Ora como estas coisas não se podem dizer tão claramente, o argumento utilizado pelos economistas neoliberais é que é necessário reduzir o défice público para “inspirar confiança nos mercados financeiros”, de forma tal que estes voltem a emprestar dinheiro à Espanha. Segundo este argumento, a desconfiança dos mercados para com a Espanha determina que o prémio de risco espanhol tenha subido tanto, ignorando que o que marca os juros da dívida pública não são os mercados, mas sim o BCE, que é o lóbi da banca, e muito em especial da banca alemã. O facto de o BCE não ter comprado dívida pública espanhola durante mais de três meses é a maior causa de o prémio de risco ter disparado. O que mais importa à banca alemã (e ao seu instrumento, o BCE) é que continue a austeridade, que continuem e se aprofundem os cortes por parte do Estado espanhol, a fim de que este e a banca privada que o Estado espanhol tem vindo a subvencionar e a ajudar em quantidades exuberantes (mais de 10% do PIB) paguem agora o que devem àqueles bancos europeus, incluindo aos bancos alemães. E os famosos 100 mil milhões de euros que o governo Rajoy solicitou das autoridades que governam a zona euro terão o destino de continuar a ajudar (ainda mais) os bancos, e tudo isto financiado pelo cidadão normal e corrente que paga ao Estado e sustenta a dívida pública. Na realidade, até dirigentes do governo alemão assim o reconheceram. Um dos conselheiros económicos do governo alemão, Peter Böfinger, disse: “As ajudas à banca (dos países em dificuldades) não têm a ver com a tentativa de ajudar estes países nos seus problemas, mas sim de ajudar os nossos bancos que têm grande quantidade de dívida daqueles países” (Chatterjee, Pratap, Bailing Out Germany: “The Story Behind The European Financial Crisis”).

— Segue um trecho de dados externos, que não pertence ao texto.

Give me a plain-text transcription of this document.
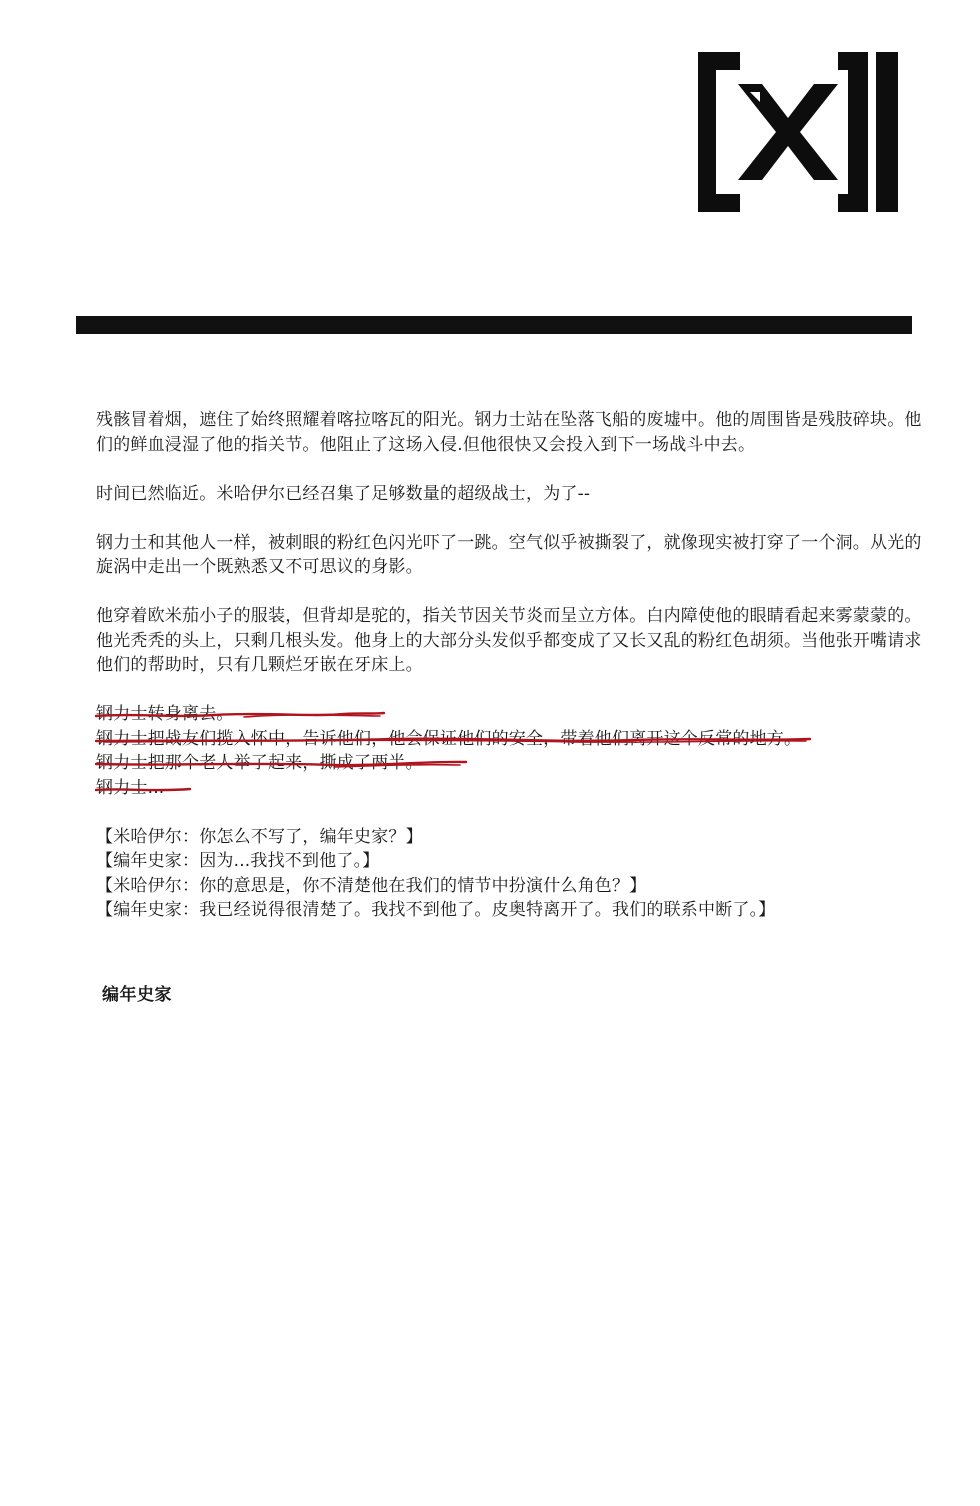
残骸冒着烟，遮住了始终照耀着喀拉喀瓦的阳光。钢力士站在坠落飞船的废墟中。他的周围皆是残肢碎块。他们的鲜血浸湿了他的指关节。他阻止了这场入侵.但他很快又会投入到下一场战斗中去。

时间已然临近。米哈伊尔已经召集了足够数量的超级战士，为了--

钢力士和其他人一样，被刺眼的粉红色闪光吓了一跳。空气似乎被撕裂了，就像现实被打穿了一个洞。从光的旋涡中走出一个既熟悉又不可思议的身影。

他穿着欧米茄小子的服装，但背却是驼的，指关节因关节炎而呈立方体。白内障使他的眼睛看起来雾蒙蒙的。他光秃秃的头上，只剩几根头发。他身上的大部分头发似乎都变成了又长又乱的粉红色胡须。当他张开嘴请求他们的帮助时，只有几颗烂牙嵌在牙床上。

钢力士转身离去。
钢力士把战友们揽入怀中，告诉他们，他会保证他们的安全，带着他们离开这个反常的地方。
钢力士把那个老人举了起来，撕成了两半。
钢力士...
【米哈伊尔：你怎么不写了，编年史家？】
【编年史家：因为...我找不到他了。】
【米哈伊尔：你的意思是，你不清楚他在我们的情节中扮演什么角色？】
【编年史家：我已经说得很清楚了。我找不到他了。皮奥特离开了。我们的联系中断了。】
编年史家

Na realidade, se tanto o governo Rajoy quanto o Conselho Europeu desejassem verdadeiramente ajudar a economia espanhola, não transfeririam estes 100 mil milhões para a banca (que não esteve a oferecer crédito nem às famílias nem às médias e pequenas empresas), mas sim a organismos estatais como o Instituto de Crédito Oficial (ICO), com o mandato de oferecer crédito acessível e razoável (não o que provê a banca hoje) à cidadania e a médias e pequenas empresas espanholas. Tais transferências públicas poderiam também estimular o estabelecimento de bancas públicas (tanto centrais quanto autonómicas) ou cooperativas de crédito que garantissem a existência de crédito, um dos maiores problemas que existe hoje na Espanha endividada.

Mas o que as autoridades europeias desejam mais que nada é que a banca espanhola e o Estado espanhol paguem aos bancos alemães, franceses, holandeses, belgas e outros o que lhes devem, a fim de – segundo o que dizem – recuperar a confiança dos mercados. Mas este argumento assume que existem mercados, o que é fácil de demonstrar que não acontece. Num mercado, a responsabilidade de um empréstimo vencido é compartilhada. É um incumprimento da pessoa ou da instituição que pediu o empréstimo, mas é também da pessoa ou instituição que ofereceu o empréstimo. Mas não é isto que está a acontecer. Nesta situação quem está a ser penalizado é o primeiro, a fim de salvar os interesses do segundo. É isto que estão a fazer, entre outros, o governo alemão, que acusa e critica o Esatdo espanhol por ter permitido a formação da bolha imobiliária, sem citar o papel chave que o Estado alemão e a banca alemã desempenharam no estabelecimento e na explosão dessa bolha. Não se pode falar de devedores irresponsáveis sem falar também de credores irresponsáveis. E o governo alemão está a impor as políticas de austeridade para garantir que a banca alemã irresponsável receba o pagamento da dívida com juros (que, por certo, chegam a níveis que cobrem várias vezes o custo da dívida em si). E assim estamos.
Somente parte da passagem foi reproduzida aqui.